We Have the Power
One of my friends recently commented that it seems like her Facebook feed is full of sadness and bad news. Well, there’s a lot of bad news to be had. Christians have been driven out of Mosul; bombs have been falling from the Mediterranean practically to Tehran; Rohingya people are still being terrorized and driven from their homes in Myanmar/Burma; Muslims have fled their homes in the Central African Republic; South Sudan has fallen into civil war; the genocide in Darfur continues; children as young as five or six, many of them Native Americans, have been fleeing violence in Central America to come to the United States alone; Ebola is stalking West Africa in much the same way that the Black Death stalked Europe. It is important to know what is going on with our neighbors. How can we help them otherwise? How can we show them compassion when we don’t know they need it?
It’s also important not to fall into the trap of thinking the world is getting worse, and despair is around every corner. It’s not so much that things are getting worse as that we know more about them, and we are overwhelmed by the information.
Well, everyone, I have good news for you. We are not helpless. The international community advocated, and Meriam Ibrahim has escaped Sudan. The international community advocated, and a Ugandan activist has been given asylum in the United States. The international community advocates because advocacy works.
But advocacy is not all you can do. In fact, advocacy is one of your lesser tools.
Humans are remarkably social. Genocide gets its strength from our tendency to do what those around us are doing, believe what they believe, enjoy what they enjoy, and revile what they revile. Yes, we are individual people, each different, but we want desperately to belong. Humans are always lonely, always searching for each other. So even when we know something is very wrong, we tend to give it a pass, or even rationalize it as being for the greater good. Standing up is difficult; it puts us at risk. The loss of family and friends is a serious matter for humans. Isolation is such a powerful tool that it is considered torture to impose it on prisoners for more than a short time. Moral courage is a rare virtue because it is costly.
Moral courage can also be taught. You can teach yourself to behave courageously. (Courage is a behaviour, not a feeling!) You can teach your friends, your spouse, and your children to do so also.

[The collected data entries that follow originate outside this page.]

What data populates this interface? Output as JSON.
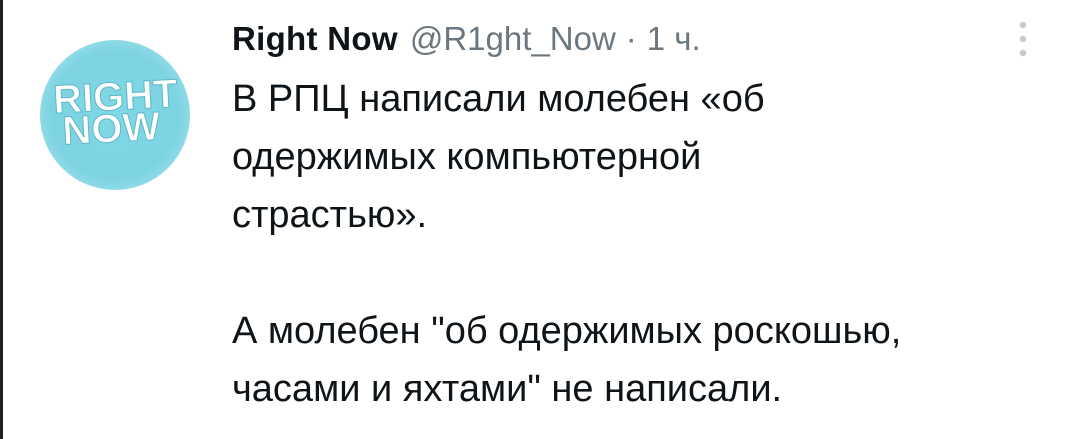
{
  "author": {
    "display_name": "Right Now",
    "handle": "@R1ght_Now",
    "separator": "·",
    "time": "1 ч.",
    "avatar_text": [
      "RIGHT",
      "NOW"
    ]
  },
  "icons": {
    "more": "more-vertical-icon"
  },
  "tweet": {
    "text": "В РПЦ написали молебен «об\nодержимых компьютерной\nстрастью».\n\nА молебен \"об одержимых роскошью,\nчасами и яхтами\" не написали."
  },
  "colors": {
    "avatar_bg": "#7dd3e2",
    "secondary_text": "#6b7780",
    "primary_text": "#0f1419"
  }
}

Conversations at the workplace, at places of worship, on the bus, and in all sorts of other everyday settings are full of casual bigotry. It can be hard to tell your friends that using words like “gypped” or “faggot” are fueling hatred, but they are. (I’ve even known people who don’t believe that the Roma (gypsies) exist or are an ethnic group.) It is even harder when the issue is not the word being used, but the sentiment expressed. (News flash: telling Black children not to look/behave like thugs or want designer shoes would not have saved Trayvon Martin or Michael Brown.)
Do Your Homework
It’s easy to focus your attention on others’ ideas and actions, but it takes a lot more work to confront your own. Doing your homework isn’t just about not saying things that are bigoted. It’s about changing your attitudes from the inside, and that takes a lot of consciousness (you have to know what you are before you can change them) and a ton of honesty. It is much more difficult to confront your own darkness than that of others. All I can tell you is that it’s a road that you can travel today that will save lives in the future. Just as you look to others for your cues, they look to you; use human sociability to heal rather than hurt. You might not see the results, but the results are there.
Talk About It
We all have prejudices. It’s likely that you share yours with someone who is really close to you. So talk about them. Explore what you’re thinking and why together. Talk about how these attitudes are unfair to the people who fit the category in question. Learn about it together. Evolve.
We have the power, friends. We can change what the world looks like by cultivating everyday courage in ourselves.